Let’s explore the data

rice %>% 
  ggplot(aes(x = primary_branch_number_pbn,
             y = secondary_branch_number_sbn)) +
  geom_point()

rice %>% 
  ggplot(aes(x = primary_branch_number_pbn,
             y = secondary_branch_number_sbn,
             colour = species)) +
  geom_point()

rice %>% 
  ggplot(aes(x = primary_branch_number_pbn,
             y = secondary_branch_number_sbn,
             colour = species)) +
  geom_point(alpha = .4)

rice %>% 
  ggplot(aes(x = primary_branch_number_pbn,
             y = secondary_branch_number_sbn,
             colour = species)) +
  geom_point(alpha = .4) +
  facet_wrap(facets = 'species')

rice %>% 
  ggplot(aes(x = primary_branch_number_pbn,
             y = secondary_branch_number_sbn)) +
  geom_hex(bins = c(12, 3)) +
  scale_fill_gradient(low = 'grey70', high = 'blue') +
  facet_wrap(facets = 'species')

rice %>% 
  select(species,
         primary_branch_number_pbn,
         secondary_branch_number_sbn) %>% 
  pivot_longer(-species,
               names_to = 'branch_type',
               values_to = 'branch_count') %>% 
  ggplot(aes(x = branch_type,
             y = branch_count,
             fill = species)) +
  geom_boxplot()

# define colors
rice_colors <- 
  c(Or = '#b5d4e9',
    Os = '#1f74b4',
    Ob = '#c0d787',
    Og = '#349a37')

# plot
rice %>% 
  select(species,
         primary_branch_number_pbn,
         secondary_branch_number_sbn) %>% 
  pivot_longer(-species,
               names_to = 'branch_type',
               values_to = 'branch_count') %>% 
  ggplot(aes(x = branch_type,
             y = branch_count,
             fill = species)) +
  geom_boxplot() +
  scale_fill_manual(values = rice_colors)

Exercise

Explore the rice panicle dataset.

How are the measured variable distributed?
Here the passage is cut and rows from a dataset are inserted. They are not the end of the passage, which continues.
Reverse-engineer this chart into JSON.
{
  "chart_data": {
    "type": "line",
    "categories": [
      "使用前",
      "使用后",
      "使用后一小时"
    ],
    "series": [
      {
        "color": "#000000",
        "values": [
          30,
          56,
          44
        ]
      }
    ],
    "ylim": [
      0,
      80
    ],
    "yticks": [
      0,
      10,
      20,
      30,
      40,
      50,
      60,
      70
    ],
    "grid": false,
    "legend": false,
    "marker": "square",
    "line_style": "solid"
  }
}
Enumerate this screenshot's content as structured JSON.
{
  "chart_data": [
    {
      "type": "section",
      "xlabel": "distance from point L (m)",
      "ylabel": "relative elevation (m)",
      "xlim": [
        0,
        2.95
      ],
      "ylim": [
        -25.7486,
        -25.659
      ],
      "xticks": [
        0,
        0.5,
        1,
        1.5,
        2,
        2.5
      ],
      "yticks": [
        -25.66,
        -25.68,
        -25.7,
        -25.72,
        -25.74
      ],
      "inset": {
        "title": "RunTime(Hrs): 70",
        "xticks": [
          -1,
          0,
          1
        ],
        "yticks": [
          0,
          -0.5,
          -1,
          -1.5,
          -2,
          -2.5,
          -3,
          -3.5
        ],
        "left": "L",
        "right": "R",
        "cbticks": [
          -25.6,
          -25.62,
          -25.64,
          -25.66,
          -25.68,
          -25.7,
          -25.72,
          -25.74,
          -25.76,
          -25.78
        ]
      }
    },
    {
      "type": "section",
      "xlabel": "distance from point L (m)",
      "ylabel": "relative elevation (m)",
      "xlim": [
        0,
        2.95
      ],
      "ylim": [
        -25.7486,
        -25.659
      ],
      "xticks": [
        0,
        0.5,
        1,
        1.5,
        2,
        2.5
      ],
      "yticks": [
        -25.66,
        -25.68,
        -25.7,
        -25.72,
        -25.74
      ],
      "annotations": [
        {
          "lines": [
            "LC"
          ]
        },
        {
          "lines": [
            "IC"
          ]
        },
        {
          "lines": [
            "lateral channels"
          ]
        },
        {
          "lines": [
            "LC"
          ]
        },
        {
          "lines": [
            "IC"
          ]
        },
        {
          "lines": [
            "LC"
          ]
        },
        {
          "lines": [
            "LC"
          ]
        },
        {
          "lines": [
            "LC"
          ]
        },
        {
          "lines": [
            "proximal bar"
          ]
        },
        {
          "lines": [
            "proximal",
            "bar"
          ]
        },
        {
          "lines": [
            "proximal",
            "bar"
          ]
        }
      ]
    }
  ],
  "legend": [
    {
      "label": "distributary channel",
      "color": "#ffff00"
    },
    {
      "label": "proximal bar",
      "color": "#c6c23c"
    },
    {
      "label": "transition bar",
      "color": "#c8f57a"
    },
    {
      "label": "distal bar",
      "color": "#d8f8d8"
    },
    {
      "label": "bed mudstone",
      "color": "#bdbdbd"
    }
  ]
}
Do they correlate with each other?

Can you find some of the traits that mark the differences between wild and domesticated varieties? And what about the differences between the Asian and African varieties.

Did you manage to anwser all your questions with summary statistics and graphics? Note down questions that are still open and that you think should be tackled with more advanced statistics.